Peut-être émoussés, peut-être désorganisés par le retour de
Slootmaeckers ou la présence des deux FDJ qui protègent la fugue de
Madouas, le premier contre perd désormais du temps. Derrière au contraire,
Pritchett,
Del Valle,
Benoot et
Sheffield se donnent sans compter. Vraiment miraculeusement si l’on se rappelle de la situation il y a 15 bornes, le groupe des favoris fait la jonction. Ils sont donc 21 (oui, 21 !) à chasser à 30’’ de
Madouas. De façon un peu étonnante alors qu’il était sûrement le meilleur sprinter du groupe et qu’il ne roulait plus depuis un moment,
Stewart choisit ce moment pour se remettre à la planche. On compte visiblement sur
Pritchett côté BikeExchange, qui a le don de chaque fois surprendre par ses stratégies. Surtout que l’ancien vainqueur de l’E3 et de Gent-Wevelgem est fort : l’anglais fait péter les plus faibles du groupe au train, y compris de gros rouleurs comme
Van Moer,
Del Valle et
Biermans, qui subissent le contrecoup de leur effort pour revenir. À 6 kms de la ligne, ils ne sont plus que 14… revenus à seulement 5’’ de
Madouas. Le breton se retourne, insiste pourtant, et maintient ses poursuivants là, à soixante mètres derrière lui. La tension est à son comble car
Stewart ne parvient pas à boucher ces ultimes secondes ! Il en vient même à demander à son leader de l’aider en sentant l’écart repartir à la hausse ! Il est de 13’’ quand
Pritchett attaque carrément à 3800 mètres de la ligne. Dans sa roue :
Slootmaeckers,
Benoot,
Sheffield et
Louvel. Ou plutôt, presque dans sa roue. Ce quatuor s’est fait légèrement surprendre et personne ne veut boucher ces derniers mètres pour les autres.
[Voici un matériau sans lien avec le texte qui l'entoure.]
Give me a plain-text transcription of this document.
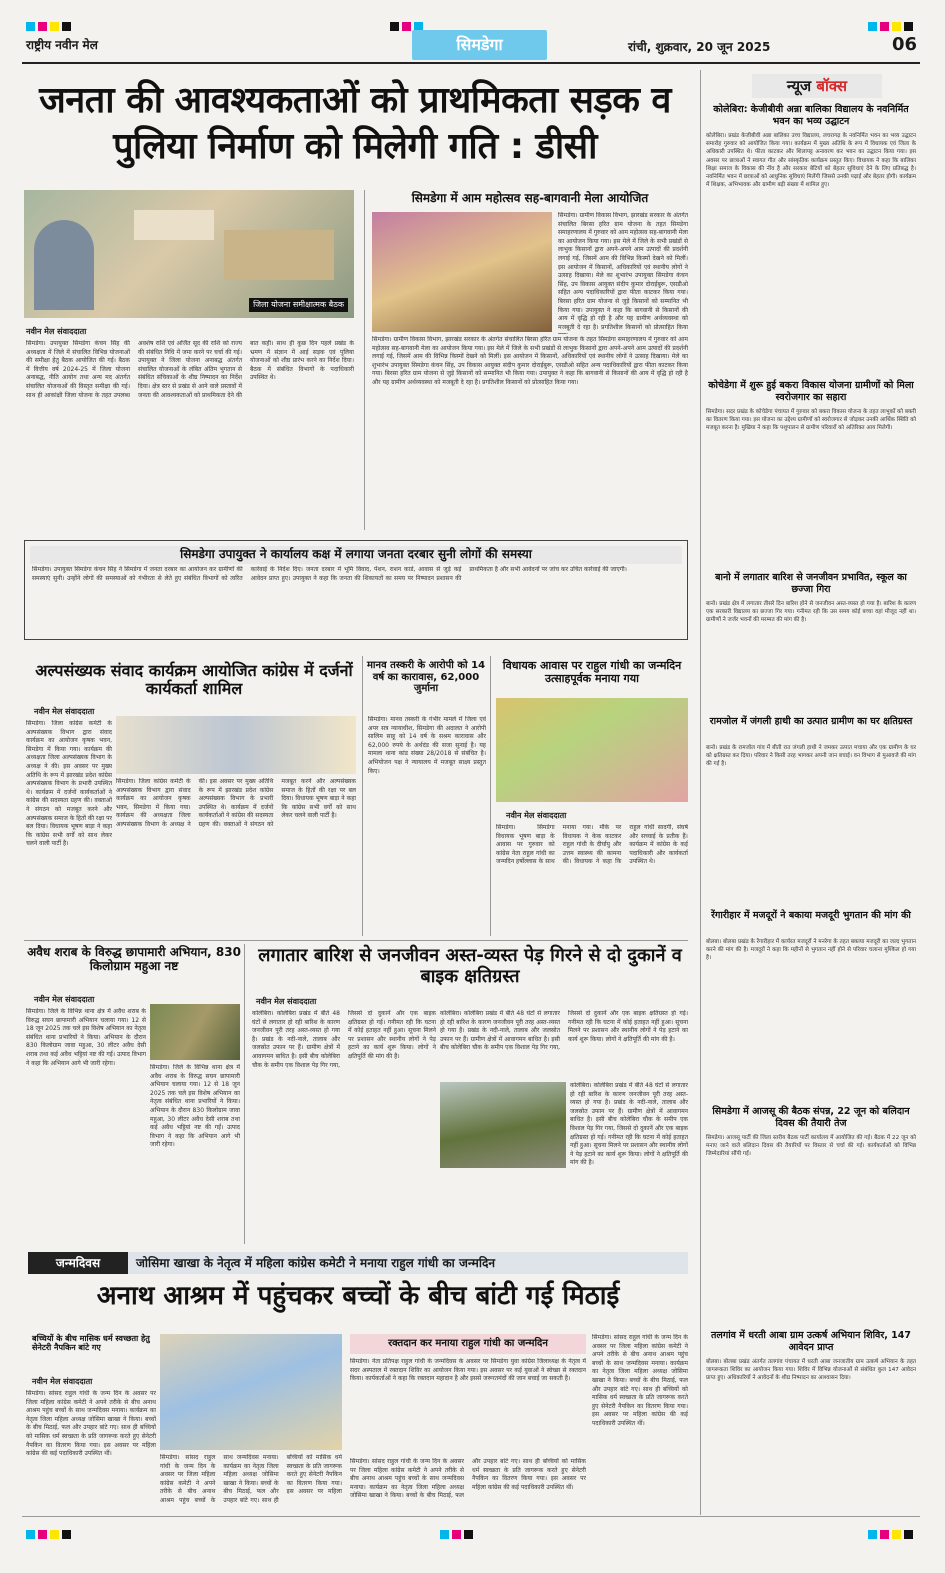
राष्ट्रीय नवीन मेल	सिमडेगा	रांची, शुक्रवार, 20 जून 2025	06
जनता की आवश्यकताओं को प्राथमिकता सड़क व पुलिया निर्माण को मिलेगी गति : डीसी
जिला योजना समीक्षात्मक बैठक
नवीन मेल संवाददाता
सिमडेगा। उपायुक्त सिमडेगा कंचन सिंह की अध्यक्षता में जिले में संचालित विभिन्न योजनाओं की समीक्षा हेतु बैठक आयोजित की गई। बैठक में वित्तीय वर्ष 2024-25 में जिला योजना अनाबद्ध, नीति आयोग तथा अन्य मद अंतर्गत संचालित योजनाओं की विस्तृत समीक्षा की गई। साथ ही आकांक्षी जिला योजना के तहत उपलब्ध अवशेष राशि एवं अर्जित सूद की राशि को राज्य की संबंधित निधि में जमा करने पर चर्चा की गई। उपायुक्त ने जिला योजना अनाबद्ध अंतर्गत संचालित योजनाओं के लंबित अंतिम भुगतान से संबंधित संचिकाओं के शीघ्र निष्पादन का निर्देश दिया। क्षेत्र स्तर से प्रखंड से आने वाले प्रस्तावों में जनता की आवश्यकताओं को प्राथमिकता देने की बात कही। साथ ही कुछ दिन पहले प्रखंड के भ्रमण में संज्ञान में आई सड़क एवं पुलिया योजनाओं को शीघ्र प्रारंभ करने का निर्देश दिया। बैठक में संबंधित विभागों के पदाधिकारी उपस्थित थे।
सिमडेगा में आम महोत्सव सह-बागवानी मेला आयोजित
सिमडेगा। ग्रामीण विकास विभाग, झारखंड सरकार के अंतर्गत संचालित बिरसा हरित ग्राम योजना के तहत सिमडेगा समाहरणालय में गुरुवार को आम महोत्सव सह-बागवानी मेला का आयोजन किया गया। इस मेले में जिले के सभी प्रखंडों से लाभुक किसानों द्वारा अपने-अपने आम उत्पादों की प्रदर्शनी लगाई गई, जिसमें आम की विभिन्न किस्मों देखने को मिलीं। इस आयोजन में किसानों, अधिकारियों एवं स्थानीय लोगों ने उत्साह दिखाया। मेले का शुभारंभ उपायुक्त सिमडेगा कंचन सिंह, उप विकास आयुक्त संदीप कुमार दोराईबुरू, एसडीओ सहित अन्य पदाधिकारियों द्वारा फीता काटकर किया गया। बिरसा हरित ग्राम योजना से जुड़े किसानों को सम्मानित भी किया गया। उपायुक्त ने कहा कि बागवानी से किसानों की आय में वृद्धि हो रही है और यह ग्रामीण अर्थव्यवस्था को मजबूती दे रहा है। प्रगतिशील किसानों को प्रोत्साहित किया
सिमडेगा। ग्रामीण विकास विभाग, झारखंड सरकार के अंतर्गत संचालित बिरसा हरित ग्राम योजना के तहत सिमडेगा समाहरणालय में गुरुवार को आम महोत्सव सह-बागवानी मेला का आयोजन किया गया। इस मेले में जिले के सभी प्रखंडों से लाभुक किसानों द्वारा अपने-अपने आम उत्पादों की प्रदर्शनी लगाई गई, जिसमें आम की विभिन्न किस्मों देखने को मिलीं। इस आयोजन में किसानों, अधिकारियों एवं स्थानीय लोगों ने उत्साह दिखाया। मेले का शुभारंभ उपायुक्त सिमडेगा कंचन सिंह, उप विकास आयुक्त संदीप कुमार दोराईबुरू, एसडीओ सहित अन्य पदाधिकारियों द्वारा फीता काटकर किया गया। बिरसा हरित ग्राम योजना से जुड़े किसानों को सम्मानित भी किया गया। उपायुक्त ने कहा कि बागवानी से किसानों की आय में वृद्धि हो रही है और यह ग्रामीण अर्थव्यवस्था को मजबूती दे रहा है। प्रगतिशील किसानों को प्रोत्साहित किया गया।
सिमडेगा उपायुक्त ने कार्यालय कक्ष में लगाया जनता दरबार सुनी लोगों की समस्या
सिमडेगा। उपायुक्त सिमडेगा कंचन सिंह ने सिमडेगा में जनता दरबार का आयोजन कर ग्रामीणों की समस्याएं सुनी। उन्होंने लोगों की समस्याओं को गंभीरता से लेते हुए संबंधित विभागों को त्वरित कार्रवाई के निर्देश दिए। जनता दरबार में भूमि विवाद, पेंशन, राशन कार्ड, आवास से जुड़े कई आवेदन प्राप्त हुए। उपायुक्त ने कहा कि जनता की शिकायतों का समय पर निष्पादन प्रशासन की प्राथमिकता है और सभी आवेदनों पर जांच कर उचित कार्रवाई की जाएगी।
अल्पसंख्यक संवाद कार्यक्रम आयोजित कांग्रेस में दर्जनों कार्यकर्ता शामिल
नवीन मेल संवाददाता
सिमडेगा। जिला कांग्रेस कमेटी के अल्पसंख्यक विभाग द्वारा संवाद कार्यक्रम का आयोजन कृषक भवन, सिमडेगा में किया गया। कार्यक्रम की अध्यक्षता जिला अल्पसंख्यक विभाग के अध्यक्ष ने की। इस अवसर पर मुख्य अतिथि के रूप में झारखंड प्रदेश कांग्रेस अल्पसंख्यक विभाग के प्रभारी उपस्थित थे। कार्यक्रम में दर्जनों कार्यकर्ताओं ने कांग्रेस की सदस्यता ग्रहण की। वक्ताओं ने संगठन को मजबूत करने और अल्पसंख्यक समाज के हितों की रक्षा पर बल दिया। विधायक भूषण बाड़ा ने कहा कि कांग्रेस सभी वर्गों को साथ लेकर चलने वाली पार्टी है।
सिमडेगा। जिला कांग्रेस कमेटी के अल्पसंख्यक विभाग द्वारा संवाद कार्यक्रम का आयोजन कृषक भवन, सिमडेगा में किया गया। कार्यक्रम की अध्यक्षता जिला अल्पसंख्यक विभाग के अध्यक्ष ने की। इस अवसर पर मुख्य अतिथि के रूप में झारखंड प्रदेश कांग्रेस अल्पसंख्यक विभाग के प्रभारी उपस्थित थे। कार्यक्रम में दर्जनों कार्यकर्ताओं ने कांग्रेस की सदस्यता ग्रहण की। वक्ताओं ने संगठन को मजबूत करने और अल्पसंख्यक समाज के हितों की रक्षा पर बल दिया। विधायक भूषण बाड़ा ने कहा कि कांग्रेस सभी वर्गों को साथ लेकर चलने वाली पार्टी है।
मानव तस्करी के आरोपी को 14 वर्ष का कारावास, 62,000 जुर्माना
सिमडेगा। मानव तस्करी के गंभीर मामले में जिला एवं अपर सत्र न्यायाधीश, सिमडेगा की अदालत ने आरोपी सालिम साहू को 14 वर्ष के सश्रम कारावास और 62,000 रुपये के अर्थदंड की सजा सुनाई है। यह मामला थाना कांड संख्या 28/2018 से संबंधित है। अभियोजन पक्ष ने न्यायालय में मजबूत साक्ष्य प्रस्तुत किए।
विधायक आवास पर राहुल गांधी का जन्मदिन उत्साहपूर्वक मनाया गया
नवीन मेल संवाददाता
सिमडेगा। सिमडेगा विधायक भूषण बाड़ा के आवास पर गुरुवार को कांग्रेस नेता राहुल गांधी का जन्मदिन हर्षोल्लास के साथ मनाया गया। मौके पर विधायक ने केक काटकर राहुल गांधी के दीर्घायु और उत्तम स्वास्थ्य की कामना की। विधायक ने कहा कि राहुल गांधी सादगी, संघर्ष और सच्चाई के प्रतीक हैं। कार्यक्रम में कांग्रेस के कई पदाधिकारी और कार्यकर्ता उपस्थित थे।
अवैध शराब के विरुद्ध छापामारी अभियान, 830 किलोग्राम महुआ नष्ट
नवीन मेल संवाददाता
सिमडेगा। जिले के विभिन्न थाना क्षेत्र में अवैध शराब के विरुद्ध सघन छापामारी अभियान चलाया गया। 12 से 18 जून 2025 तक चले इस विशेष अभियान का नेतृत्व संबंधित थाना प्रभारियों ने किया। अभियान के दौरान 830 किलोग्राम जावा महुआ, 30 लीटर अवैध देसी शराब तथा कई अवैध भट्ठियां नष्ट की गईं। उत्पाद विभाग ने कहा कि अभियान आगे भी जारी रहेगा।
सिमडेगा। जिले के विभिन्न थाना क्षेत्र में अवैध शराब के विरुद्ध सघन छापामारी अभियान चलाया गया। 12 से 18 जून 2025 तक चले इस विशेष अभियान का नेतृत्व संबंधित थाना प्रभारियों ने किया। अभियान के दौरान 830 किलोग्राम जावा महुआ, 30 लीटर अवैध देसी शराब तथा कई अवैध भट्ठियां नष्ट की गईं। उत्पाद विभाग ने कहा कि अभियान आगे भी जारी रहेगा।
लगातार बारिश से जनजीवन अस्त-व्यस्त पेड़ गिरने से दो दुकानें व बाइक क्षतिग्रस्त
नवीन मेल संवाददाता
कोलेबिरा। कोलेबिरा प्रखंड में बीते 48 घंटों से लगातार हो रही बारिश के कारण जनजीवन पूरी तरह अस्त-व्यस्त हो गया है। प्रखंड के नदी-नाले, तालाब और जलस्रोत उफान पर हैं। ग्रामीण क्षेत्रों में आवागमन बाधित है। इसी बीच कोलेबिरा चौक के समीप एक विशाल पेड़ गिर गया, जिससे दो दुकानें और एक बाइक क्षतिग्रस्त हो गई। गनीमत रही कि घटना में कोई हताहत नहीं हुआ। सूचना मिलने पर प्रशासन और स्थानीय लोगों ने पेड़ हटाने का कार्य शुरू किया। लोगों ने क्षतिपूर्ति की मांग की है।
कोलेबिरा। कोलेबिरा प्रखंड में बीते 48 घंटों से लगातार हो रही बारिश के कारण जनजीवन पूरी तरह अस्त-व्यस्त हो गया है। प्रखंड के नदी-नाले, तालाब और जलस्रोत उफान पर हैं। ग्रामीण क्षेत्रों में आवागमन बाधित है। इसी बीच कोलेबिरा चौक के समीप एक विशाल पेड़ गिर गया, जिससे दो दुकानें और एक बाइक क्षतिग्रस्त हो गई। गनीमत रही कि घटना में कोई हताहत नहीं हुआ। सूचना मिलने पर प्रशासन और स्थानीय लोगों ने पेड़ हटाने का कार्य शुरू किया। लोगों ने क्षतिपूर्ति की मांग की है।
कोलेबिरा। कोलेबिरा प्रखंड में बीते 48 घंटों से लगातार हो रही बारिश के कारण जनजीवन पूरी तरह अस्त-व्यस्त हो गया है। प्रखंड के नदी-नाले, तालाब और जलस्रोत उफान पर हैं। ग्रामीण क्षेत्रों में आवागमन बाधित है। इसी बीच कोलेबिरा चौक के समीप एक विशाल पेड़ गिर गया, जिससे दो दुकानें और एक बाइक क्षतिग्रस्त हो गई। गनीमत रही कि घटना में कोई हताहत नहीं हुआ। सूचना मिलने पर प्रशासन और स्थानीय लोगों ने पेड़ हटाने का कार्य शुरू किया। लोगों ने क्षतिपूर्ति की मांग की है।
जन्मदिवस	जोसिमा खाखा के नेतृत्व में महिला कांग्रेस कमेटी ने मनाया राहुल गांधी का जन्मदिन
अनाथ आश्रम में पहुंचकर बच्चों के बीच बांटी गई मिठाई
बच्चियों के बीच मासिक धर्म स्वच्छता हेतु सेनेटरी नैपकिन बांटे गए
नवीन मेल संवाददाता
सिमडेगा। सांसद राहुल गांधी के जन्म दिन के अवसर पर जिला महिला कांग्रेस कमेटी ने अपने तरीके से बीच अनाथ आश्रम पहुंच बच्चों के साथ जन्मदिवस मनाया। कार्यक्रम का नेतृत्व जिला महिला अध्यक्ष जोसिमा खाखा ने किया। बच्चों के बीच मिठाई, फल और उपहार बांटे गए। साथ ही बच्चियों को मासिक धर्म स्वच्छता के प्रति जागरूक करते हुए सेनेटरी नैपकिन का वितरण किया गया। इस अवसर पर महिला कांग्रेस की कई पदाधिकारी उपस्थित थीं।
सिमडेगा। सांसद राहुल गांधी के जन्म दिन के अवसर पर जिला महिला कांग्रेस कमेटी ने अपने तरीके से बीच अनाथ आश्रम पहुंच बच्चों के साथ जन्मदिवस मनाया। कार्यक्रम का नेतृत्व जिला महिला अध्यक्ष जोसिमा खाखा ने किया। बच्चों के बीच मिठाई, फल और उपहार बांटे गए। साथ ही बच्चियों को मासिक धर्म स्वच्छता के प्रति जागरूक करते हुए सेनेटरी नैपकिन का वितरण किया गया। इस अवसर पर महिला
रक्तदान कर मनाया राहुल गांधी का जन्मदिन
सिमडेगा। नेता प्रतिपक्ष राहुल गांधी के जन्मदिवस के अवसर पर सिमडेगा युवा कांग्रेस जिलाध्यक्ष के नेतृत्व में सदर अस्पताल में रक्तदान शिविर का आयोजन किया गया। इस अवसर पर कई युवाओं ने स्वेच्छा से रक्तदान किया। कार्यकर्ताओं ने कहा कि रक्तदान महादान है और इससे जरूरतमंदों की जान बचाई जा सकती है।
सिमडेगा। सांसद राहुल गांधी के जन्म दिन के अवसर पर जिला महिला कांग्रेस कमेटी ने अपने तरीके से बीच अनाथ आश्रम पहुंच बच्चों के साथ जन्मदिवस मनाया। कार्यक्रम का नेतृत्व जिला महिला अध्यक्ष जोसिमा खाखा ने किया। बच्चों के बीच मिठाई, फल और उपहार बांटे गए। साथ ही बच्चियों को मासिक धर्म स्वच्छता के प्रति जागरूक करते हुए सेनेटरी नैपकिन का वितरण किया गया। इस अवसर पर महिला कांग्रेस की कई पदाधिकारी उपस्थित थीं।
सिमडेगा। सांसद राहुल गांधी के जन्म दिन के अवसर पर जिला महिला कांग्रेस कमेटी ने अपने तरीके से बीच अनाथ आश्रम पहुंच बच्चों के साथ जन्मदिवस मनाया। कार्यक्रम का नेतृत्व जिला महिला अध्यक्ष जोसिमा खाखा ने किया। बच्चों के बीच मिठाई, फल और उपहार बांटे गए। साथ ही बच्चियों को मासिक धर्म स्वच्छता के प्रति जागरूक करते हुए सेनेटरी नैपकिन का वितरण किया गया। इस अवसर पर महिला कांग्रेस की कई पदाधिकारी उपस्थित थीं।
न्यूज बॉक्स
कोलेबिरा: केजीबीवी अन्ना बालिका विद्यालय के नवनिर्मित भवन का भव्य उद्घाटन
कोलेबिरा। प्रखंड केजीबीवी अन्ना बालिका उच्च विद्यालय, लचरागढ़ के नवनिर्मित भवन का भव्य उद्घाटन समारोह गुरुवार को आयोजित किया गया। कार्यक्रम में मुख्य अतिथि के रूप में विधायक एवं जिला के अधिकारी उपस्थित थे। फीता काटकर और शिलापट्ट अनावरण कर भवन का उद्घाटन किया गया। इस अवसर पर छात्राओं ने स्वागत गीत और सांस्कृतिक कार्यक्रम प्रस्तुत किए। विधायक ने कहा कि बालिका शिक्षा समाज के विकास की नींव है और सरकार बेटियों को बेहतर सुविधाएं देने के लिए प्रतिबद्ध है। नवनिर्मित भवन में छात्राओं को आधुनिक सुविधाएं मिलेंगी जिससे उनकी पढ़ाई और बेहतर होगी। कार्यक्रम में शिक्षक, अभिभावक और ग्रामीण बड़ी संख्या में शामिल हुए।
कोचेडेगा में शुरू हुई बकरा विकास योजना ग्रामीणों को मिला स्वरोजगार का सहारा
सिमडेगा। सदर प्रखंड के कोचेडेगा पंचायत में गुरुवार को बकरा विकास योजना के तहत लाभुकों को बकरी का वितरण किया गया। इस योजना का उद्देश्य ग्रामीणों को स्वरोजगार से जोड़कर उनकी आर्थिक स्थिति को मजबूत करना है। मुखिया ने कहा कि पशुपालन से ग्रामीण परिवारों को अतिरिक्त आय मिलेगी।
बानो में लगातार बारिश से जनजीवन प्रभावित, स्कूल का छज्जा गिरा
बानो। प्रखंड क्षेत्र में लगातार तीसरे दिन बारिश होने से जनजीवन अस्त-व्यस्त हो गया है। बारिश के कारण एक सरकारी विद्यालय का छज्जा गिर गया। गनीमत रही कि उस समय कोई बच्चा वहां मौजूद नहीं था। ग्रामीणों ने जर्जर भवनों की मरम्मत की मांग की है।
रामजोल में जंगली हाथी का उत्पात ग्रामीण का घर क्षतिग्रस्त
बानो। प्रखंड के रामजोल गांव में बीती रात जंगली हाथी ने जमकर उत्पात मचाया और एक ग्रामीण के घर को क्षतिग्रस्त कर दिया। परिवार ने किसी तरह भागकर अपनी जान बचाई। वन विभाग से मुआवजे की मांग की गई है।
रेंगारीहार में मजदूरों ने बकाया मजदूरी भुगतान की मांग की
बोलबा। बोलबा प्रखंड के रेंगारीहार में कार्यरत मजदूरों ने मनरेगा के तहत बकाया मजदूरी का जल्द भुगतान करने की मांग की है। मजदूरों ने कहा कि महीनों से भुगतान नहीं होने से परिवार चलाना मुश्किल हो गया है।
सिमडेगा में आजसू की बैठक संपन्न, 22 जून को बलिदान दिवस की तैयारी तेज
सिमडेगा। आजसू पार्टी की जिला स्तरीय बैठक पार्टी कार्यालय में आयोजित की गई। बैठक में 22 जून को मनाए जाने वाले बलिदान दिवस की तैयारियों पर विस्तार से चर्चा की गई। कार्यकर्ताओं को विभिन्न जिम्मेदारियां सौंपी गईं।
तलगांव में धरती आबा ग्राम उत्कर्ष अभियान शिविर, 147 आवेदन प्राप्त
बोलबा। बोलबा प्रखंड अंतर्गत तलगांव पंचायत में धरती आबा जनजातीय ग्राम उत्कर्ष अभियान के तहत जागरूकता शिविर का आयोजन किया गया। शिविर में विभिन्न योजनाओं से संबंधित कुल 147 आवेदन प्राप्त हुए। अधिकारियों ने आवेदनों के शीघ्र निष्पादन का आश्वासन दिया।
Derrière, on joue battu. C’est particulièrement décevant pour
Svrcek, pour qui
Jacquemin avait travaillé toute la journée, et particulièrement idiot pour
Andía, qui avait fait beaucoup plus que sa part du boulot malgré son isolement. Sous la banderole des deux kms,
Pritchett est revenu à 5’’ de
Madouas et ses poursuivants sont encore 7’’ derrière. En roulant à fond,
Madouas continue de faire jeu égal avec le quatuor qui en garde un tout petit peu en vue du sprint. Mais
Pritchett écrase lui aussi les pédales et fait la jonction à 500 mètres de la flamme rouge ! Si le duo se regarde, leurs poursuivants ont encore une chance. L’australien l’a bien compris et contre de suite le pauvre
Madouas qui ne se lève même pas de sa selle. Derrière,
Louvel est celui qui en a le moins fait toute la journée, se contentant de suivre les favoris sans placer d’attaque, profitant de ses équipiers à l’avant. C’est désormais lui le plus frais, qui lance le sprint sous la flamme rouge. Les deux belges se rassoient, au contraire de
Sheffield qui revient à hauteur du français. L’américain parvient même à le déborder et à sauter
Madouas sur la ligne ! Après la journée complètement à contretemps des Rabobank, cette deuxième place de dauphin après l’an dernier sort de nulle part ! Mais le grand bonhomme du jour est bien
Campbell Pritchett. Tantôt impressionnant, souvent irrégulier au cours de sa carrière, il devient aujourd’hui le premier australien à remporter le Tour des Flandres ! En bon spécialiste,
Madouas signe quant à lui son quatrième « top 5 » consécutif et même son premier podium en ayant résisté à
Louvel. Mais les regrets seront sûrement immenses tant il a pu croire au meilleur des dénouements. Comme sur les Strade Bianche, son raid solitaire aurait mérité meilleure récompense que la médaille de bronze. Cinquième,
Benoot n’y arrive toujours pas non plus. Le revenant
Jacquemin règle le sprint du peloton devant
Stewart, laissant peut-être encore plus de regrets sur le choix de son leader à Bora. Enfin le français
Sabatier clôture le top 10, symbole d’une grosse densité d’Ag2r qu’on n’attendait clairement pas en l’absence de
Romain. À noter, une fois n’est pas coutume, que la France est la nation la plus représentée dans le top 20 devant la Belgique.